Once a manager has made that decision about any player he has to act on it - and so do his team-mates. The lack of support for Sarri from the Chelsea players was shocking.
I would love to have been in the dressing room afterwards. I have thought about how I would have handled that situation if I had been on the pitch.
As a 30-plus-year-old, who captained Reading in the Premier League and FA Cup, I would have said something to the goalkeeper and my captain to get him off the pitch. Or I would have gone over and done it myself. And I think even as a naive 21-year-old I would have done the same.
There was none of that support for the Chelsea manager. Look at the reaction of the captain Cesar Azpilicueta and senior players like David Luiz. There is no doubt Azpilicueta is a very good player and a strong individual, good captain material, but he should have taken responsibility, grabbed Kepa by the neck and dragged him off the pitch. And what is David Luiz doing covering his mouth when he talks? Don't try to hide when we can all see what you are trying to do.
Sarri has his faults. I still cannot believe he is playing N'Golo Kante in a forward position when he is a World Cup and Premier League title winner as the deep ball-winning midfielder. Eden Hazard cannot work his magic if he doesn't have the ball and Kante is one of the best in the world at getting it and giving it.
But I thought he dealt with the situation well, and with dignity. I don't blame him for getting angry and it must have taken some willpower not to walk away completely when he started to head down the tunnel. I am glad he didn't because the Chelsea players would have won again.
Unfortunately for him, I don't think you can come to the Premier League and try to slow things down, you have to get after the ball and press. Premier League football is quick and intense all the time. I am not sure Sarri has grasped that yet.
He still deserves respect from his players. He is the manager after all.

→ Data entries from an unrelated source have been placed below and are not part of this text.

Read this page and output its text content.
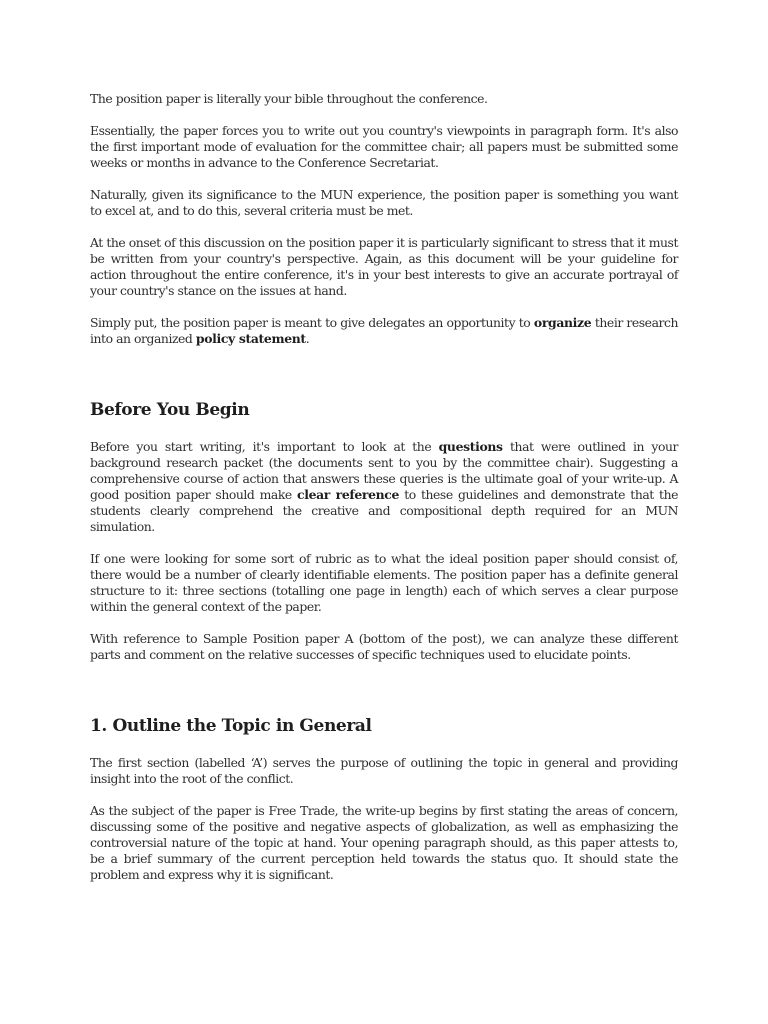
The position paper is literally your bible throughout the conference.

Essentially, the paper forces you to write out you country's viewpoints in paragraph form. It's also the first important mode of evaluation for the committee chair; all papers must be submitted some weeks or months in advance to the Conference Secretariat.

Naturally, given its significance to the MUN experience, the position paper is something you want to excel at, and to do this, several criteria must be met.

At the onset of this discussion on the position paper it is particularly significant to stress that it must be written from your country's perspective. Again, as this document will be your guideline for action throughout the entire conference, it's in your best interests to give an accurate portrayal of your country's stance on the issues at hand.

Simply put, the position paper is meant to give delegates an opportunity to organize their research into an organized policy statement.

Before You Begin

Before you start writing, it's important to look at the questions that were outlined in your background research packet (the documents sent to you by the committee chair). Suggesting a comprehensive course of action that answers these queries is the ultimate goal of your write-up. A good position paper should make clear reference to these guidelines and demonstrate that the students clearly comprehend the creative and compositional depth required for an MUN simulation.

If one were looking for some sort of rubric as to what the ideal position paper should consist of, there would be a number of clearly identifiable elements. The position paper has a definite general structure to it: three sections (totalling one page in length) each of which serves a clear purpose within the general context of the paper.

With reference to Sample Position paper A (bottom of the post), we can analyze these different parts and comment on the relative successes of specific techniques used to elucidate points.

1. Outline the Topic in General

The first section (labelled ‘A’) serves the purpose of outlining the topic in general and providing insight into the root of the conflict.

As the subject of the paper is Free Trade, the write-up begins by first stating the areas of concern, discussing some of the positive and negative aspects of globalization, as well as emphasizing the controversial nature of the topic at hand. Your opening paragraph should, as this paper attests to, be a brief summary of the current perception held towards the status quo. It should state the problem and express why it is significant.
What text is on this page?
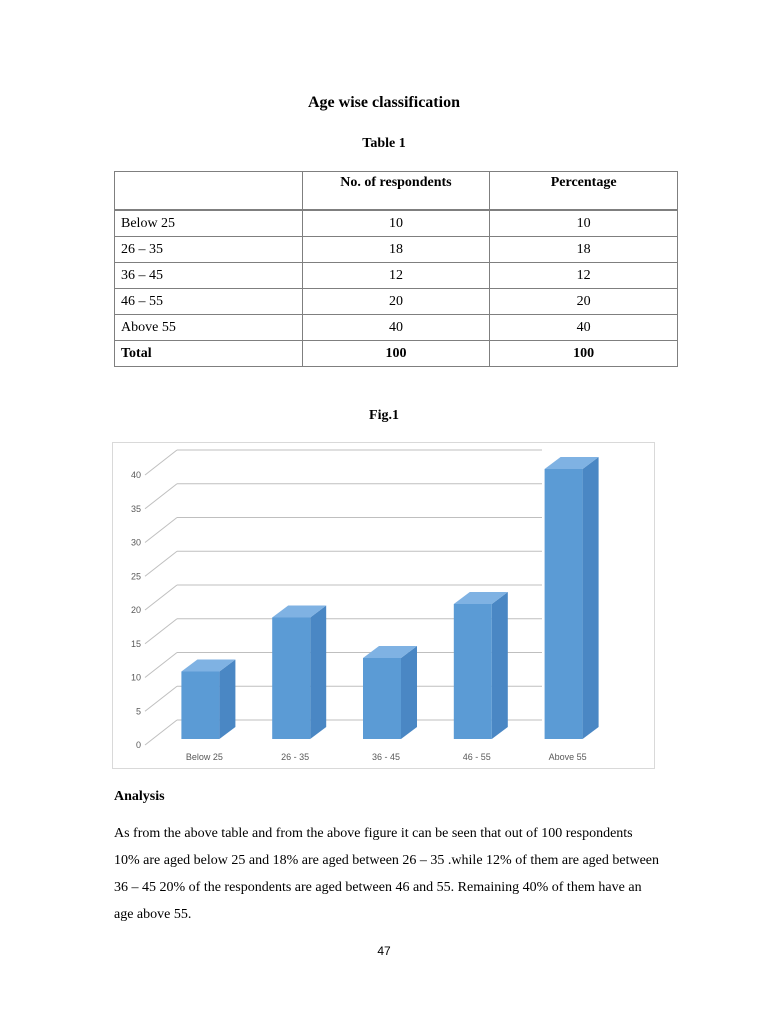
Age wise classification
Table 1
	No. of respondents	Percentage
Below 25	10	10
26 – 35	18	18
36 – 45	12	12
46 – 55	20	20
Above 55	40	40
Total	100	100
Fig.1
0
5
10
15
20
25
30
35
40
Below 25	26 - 35	36 - 45	46 - 55	Above 55
Analysis

As from the above table and from the above figure it can be seen that out of 100 respondents 10% are aged below 25 and 18% are aged between 26 – 35 .while 12% of them are aged between 36 – 45 20% of the respondents are aged between 46 and 55. Remaining 40% of them have an age above 55.

47
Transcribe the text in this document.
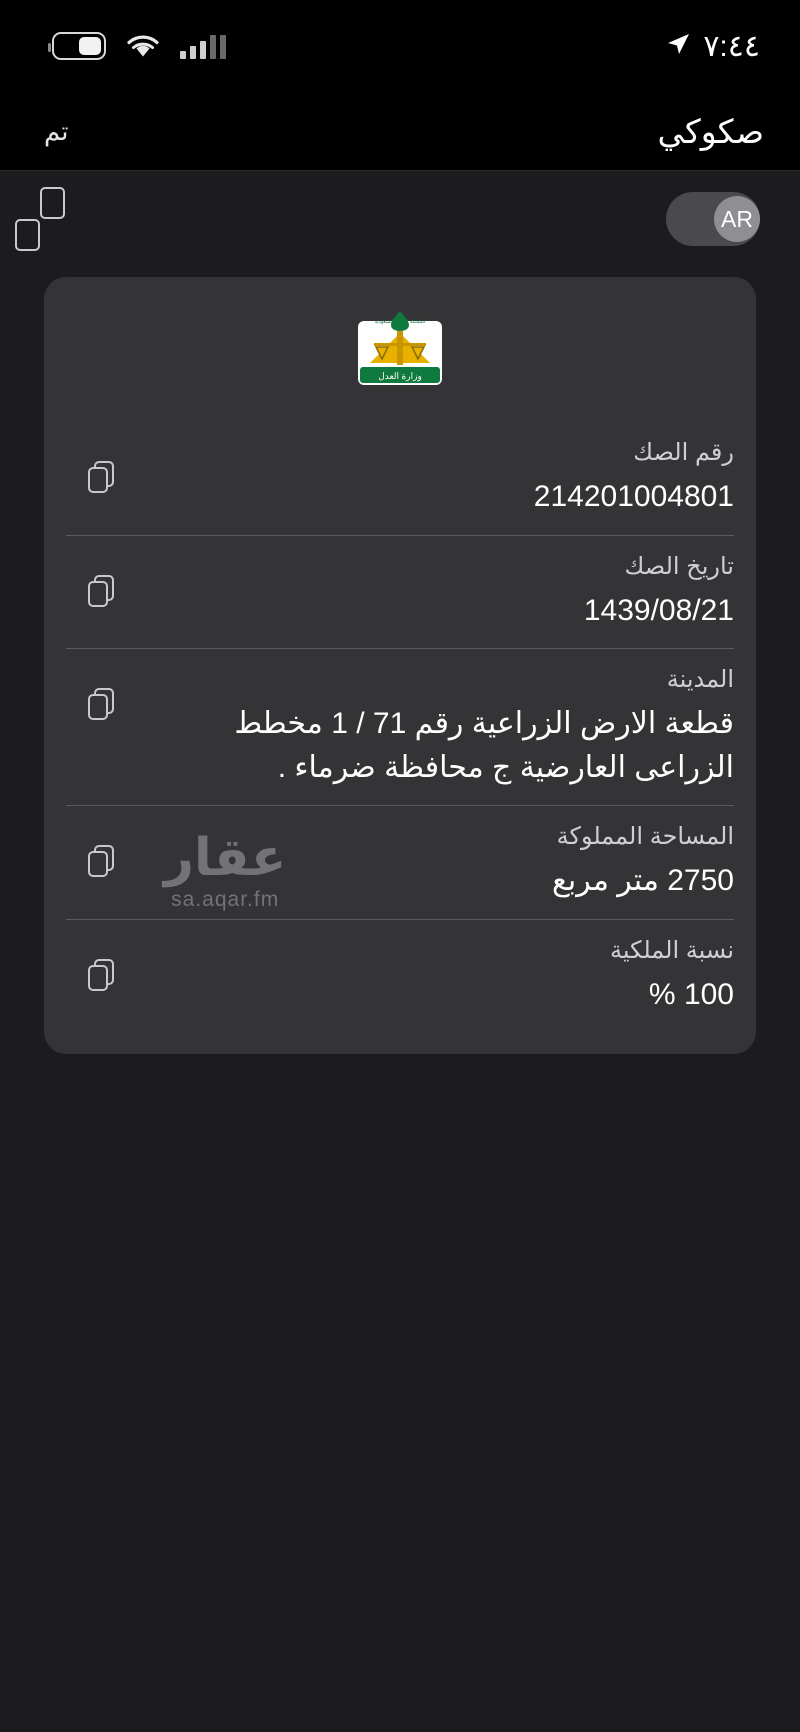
٧:٤٤
صكوكي
تم
AR
وزارة العدل
المملكة العربية السعودية
رقم الصك
214201004801
تاريخ الصك
1439/08/21
المدينة
قطعة الارض الزراعية رقم 71 / 1 مخطط الزراعى العارضية ج محافظة ضرماء .
المساحة المملوكة
2750 متر مربع
نسبة الملكية
100 %
عقار
sa.aqar.fm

The big problem is that the culture at the club has protected the players for too long because Roman Abramovich has given them power.
It looks like Sarri is fighting a losing battle. He will probably leave in the summer - if not before - with full severance pay and his reputation intact. Just.
I feel sorry for Sarri. He has inherited a horrible situation at Chelsea but the person I feel most sorry for is Willy Caballero. I am glad he got his opportunity against Spurs on Wednesday and I hope he keeps his place in the team until the end of the season.
The relationship between the number one goalkeeper and his number two has to be strong because behind the scenes, Monday to Friday, the first-choice man relies heavily on his understudy. He needs him for support, and to be a decent supplier and server in the training sessions.
It takes skill to be a good number two. He may be desperate to play, but when it comes to Saturday afternoon, he has to support the number one - keeping up the role of supplier in the warm-ups.
Kepa has undermined that relationship. How can he expect Caballero's support when he left him standing by the side of the Wembley pitch? When he was refusing to come off, there was absolutely no consideration or respect.
How can Caballero support Kepa with all his heart? If I was his number two he would get nothing from me. I would not want to help him after the incredible arrogance Kepa has shown.
But should we be surprised? I don't think it is all down to the wages the players are on. I played with young lads at Coventry in the final stages of my career who definitely thought they were better than they were and had an arrogance and confidence which belied their actual ability. I guess that's the world we live in now.